Middle ground on marijuana

Our view: Legislation would send an important policy message

March 28, 2011

Legislation that would allow those caught with small amounts of marijuana to avoid punishment altogether if they can convince a judge that they used the drug out of medical necessity would still leave state law on the matter an inconsistent jumble. But given the reasonable concerns state Health Secretary Joshua Sharfstein raised about Maryland's ability to enact a more comprehensive bill sponsored this year by Del. Dan Morhaim and others, the legislation, which passed the state Senate, represents a reasonable middle step and deserves to be enacted by the House of Delegates.

Since 2003, Maryland has allowed those caught with small amounts of marijuana to argue medical necessity as a mitigating factor, and if a judge is convinced, they are subject to a $100 fine — less than a lot of traffic tickets. But that still leaves a criminal conviction on the patient's record. For that reason, it appears the defense has been used rarely — perhaps as few as three times.

The existing law suggests that Maryland considers marijuana to have potential medical benefits, but it doesn't actually decriminalize therapeutic marijuana use, provides no standards for when the drug might appropriately be used, and leaves open the question of how the patients are supposed to get the drug in the first place. Senate Bill 308 makes progress in resolving the first two problems with the current law and would provide momentum for an eventual resolution of the third.

The bill, sponsored by Sens. David Brinkley, a Frederick County Republican, and Jamie Raskin, a Montgomery County Democrat, both of whom have been treated for cancer, directs judges to enter a verdict of not guilty if the defendant is able to "establish by clear and convincing evidence that [he or she] is suffering from an illness or ailment, or symptoms created by the treatment of an illness or ailment, for which the defendant is likely to receive therapeutic or palliative relief from marijuana." Delegate Morhaim is supporting the key elements of the Senate bill and urging his colleagues to adopt them.

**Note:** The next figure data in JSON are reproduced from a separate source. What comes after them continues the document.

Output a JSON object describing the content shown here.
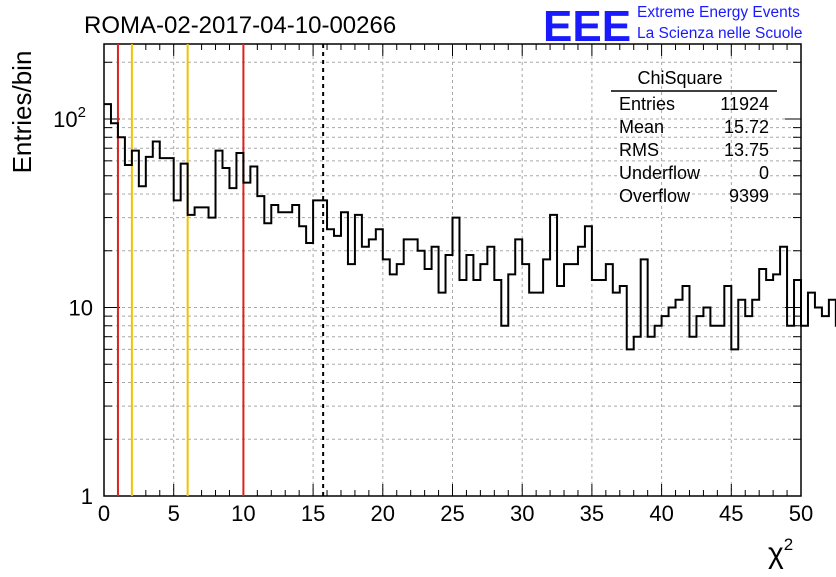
{
  "title": "ROMA-02-2017-04-10-00266",
  "logo": {
    "letters": "EEE",
    "line1": "Extreme Energy Events",
    "line2": "La Scienza nelle Scuole",
    "color": "#1a1aff"
  },
  "stats": {
    "title": "ChiSquare",
    "rows": [
      {
        "label": "Entries",
        "value": "11924"
      },
      {
        "label": "Mean",
        "value": "15.72"
      },
      {
        "label": "RMS",
        "value": "13.75"
      },
      {
        "label": "Underflow",
        "value": "0"
      },
      {
        "label": "Overflow",
        "value": "9399"
      }
    ]
  },
  "chart_data": {
    "type": "bar",
    "subtype": "step-histogram",
    "xlabel": "χ",
    "xlabel_superscript": "2",
    "ylabel": "Entries/bin",
    "xlim": [
      0,
      50
    ],
    "ylim": [
      1,
      250
    ],
    "yscale": "log",
    "grid": true,
    "x_ticks": [
      "0",
      "5",
      "10",
      "15",
      "20",
      "25",
      "30",
      "35",
      "40",
      "45",
      "50"
    ],
    "y_ticks": [
      {
        "value": 1,
        "base": "1",
        "exp": ""
      },
      {
        "value": 10,
        "base": "10",
        "exp": ""
      },
      {
        "value": 100,
        "base": "10",
        "exp": "2"
      }
    ],
    "bin_width": 0.5,
    "values": [
      120,
      95,
      80,
      57,
      68,
      44,
      63,
      76,
      62,
      62,
      37,
      58,
      31,
      34,
      34,
      30,
      68,
      55,
      43,
      66,
      46,
      56,
      39,
      28,
      35,
      32,
      32,
      35,
      27,
      22,
      37,
      37,
      26,
      24,
      32,
      17,
      31,
      21,
      23,
      26,
      18,
      15,
      17,
      23,
      23,
      20,
      16,
      21,
      12,
      19,
      30,
      14,
      19,
      14,
      17,
      21,
      14,
      8,
      15,
      23,
      17,
      12,
      12,
      18,
      31,
      13,
      17,
      17,
      21,
      27,
      14,
      14,
      17,
      12,
      13,
      6,
      7,
      18,
      7,
      8,
      9,
      10,
      11,
      13,
      7,
      9,
      10,
      8,
      8,
      13,
      6,
      11,
      9,
      11,
      16,
      14,
      15,
      21,
      8,
      14,
      8,
      12,
      10,
      9,
      11,
      8,
      8,
      9,
      20,
      12,
      10,
      11,
      14,
      6,
      11,
      11,
      9,
      11,
      11,
      17,
      12,
      6,
      10,
      11,
      9,
      6,
      16,
      16,
      14,
      5,
      18,
      9,
      15,
      12,
      8,
      9,
      10,
      10,
      13,
      6,
      6,
      13,
      10,
      13,
      8,
      10,
      13,
      14,
      10,
      14,
      11,
      10,
      11,
      15,
      11,
      8,
      9,
      11,
      8,
      11,
      8,
      16,
      13,
      9,
      14,
      13,
      8,
      12,
      16,
      7,
      7,
      8,
      9,
      13,
      9,
      13,
      8,
      14,
      12,
      16,
      13,
      10,
      10,
      14,
      13,
      11,
      14,
      12,
      11,
      16,
      10,
      16,
      11,
      9,
      14,
      11,
      10,
      12,
      12,
      13
    ],
    "vertical_lines": [
      {
        "x": 1,
        "color": "#e11f1f",
        "style": "solid"
      },
      {
        "x": 2,
        "color": "#f2c200",
        "style": "solid"
      },
      {
        "x": 6,
        "color": "#f2c200",
        "style": "solid"
      },
      {
        "x": 10,
        "color": "#e11f1f",
        "style": "solid"
      },
      {
        "x": 15.72,
        "color": "#000000",
        "style": "dashed"
      }
    ]
  }
}
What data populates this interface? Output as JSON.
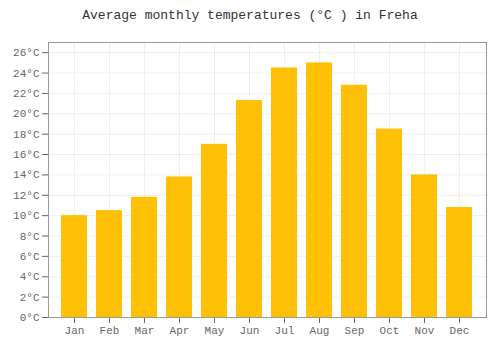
{
  "chart_data": {
    "type": "bar",
    "title": "Average monthly temperatures (°C ) in Freha",
    "categories": [
      "Jan",
      "Feb",
      "Mar",
      "Apr",
      "May",
      "Jun",
      "Jul",
      "Aug",
      "Sep",
      "Oct",
      "Nov",
      "Dec"
    ],
    "values": [
      10.0,
      10.5,
      11.8,
      13.8,
      17.0,
      21.3,
      24.5,
      25.0,
      22.8,
      18.5,
      14.0,
      10.8
    ],
    "color": "#FFC107",
    "ylim": [
      0,
      27
    ],
    "yticks": [
      {
        "value": 0,
        "label": "0°C"
      },
      {
        "value": 2,
        "label": "2°C"
      },
      {
        "value": 4,
        "label": "4°C"
      },
      {
        "value": 6,
        "label": "6°C"
      },
      {
        "value": 8,
        "label": "8°C"
      },
      {
        "value": 10,
        "label": "10°C"
      },
      {
        "value": 12,
        "label": "12°C"
      },
      {
        "value": 14,
        "label": "14°C"
      },
      {
        "value": 16,
        "label": "16°C"
      },
      {
        "value": 18,
        "label": "18°C"
      },
      {
        "value": 20,
        "label": "20°C"
      },
      {
        "value": 22,
        "label": "22°C"
      },
      {
        "value": 24,
        "label": "24°C"
      },
      {
        "value": 26,
        "label": "26°C"
      }
    ],
    "grid": true
  }
}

The legislation doesn't spell out what illnesses or symptoms marijuana could be used to combat, but it does require the patient to at least provide medical records, a doctor's note and/or testimony from a doctor as to the potential benefits of marijuana. Absent a well-documented body of peer-reviewed medical research on the drug's benefits for various conditions, it's reasonable for the moment to leave the matter up to the judge's discretion.

That still leaves the problem that medical marijuana users would still have to buy the drug on the black market and would still risk arrest in the process. Even if they are eventually cleared, that is far from ideal. It also forces them to buy drugs of uncertain potency and purity and exposes them to all the risks that engaging in an illegal transaction entails.

Delegate Morhaim's original legislation would have solved that problem by creating a system of licensed marijuana growers and pharmacies. Ultimately, something like his proposal may strike the ideal balance between the state's current law and the kind of free-for-all that developed from California's legalization of medical marijuana. But the approach is complicated and requires state agencies to establish standards and regulations for which they have no expertise.

In that light, Dr. Sharfstein's request for time to work with lawmakers to develop a small pilot program is reasonable; moreover, that will also allow Maryland to monitor the experience of New Jersey, whose program for licensing non-profit growers and dispensing marijuana through a regulated system is set to go on line this summer. It was a model for Delegate Morhaim's legislation, and it could answer questions such as how marijuana farms might be secured, how standards for the drug can be established and how the state can make sure patients have a real need for the drug.

Some medical marijuana advocates in Maryland were disappointed that Dr. Sharfstein put the brakes on the broader legislation this year, worrying that his effort to study the health effects of therapeutic marijuana use will get bogged down by the federal government, delaying or effectively killing the prospects that Maryland will ever join the 15 other states that already allow such use of the drug. Indeed, although Dr. Sharfstein didn't object to medical marijuana altogether, his testimony on the bill hardly showed him to be enthusiastic about it.

That's why the Brinkley-Raskin bill is important. Even if it fails to address some real flaws in Maryland's handling of medical marijuana and may impact on a small number of cases in the court system, it sends an unequivocal signal that as a policy matter, the state legislature believes that therapeutic use of the drug should not be illegal. That makes Maryland's development of a full-fledged medical marijuana program not a question of whether but of when.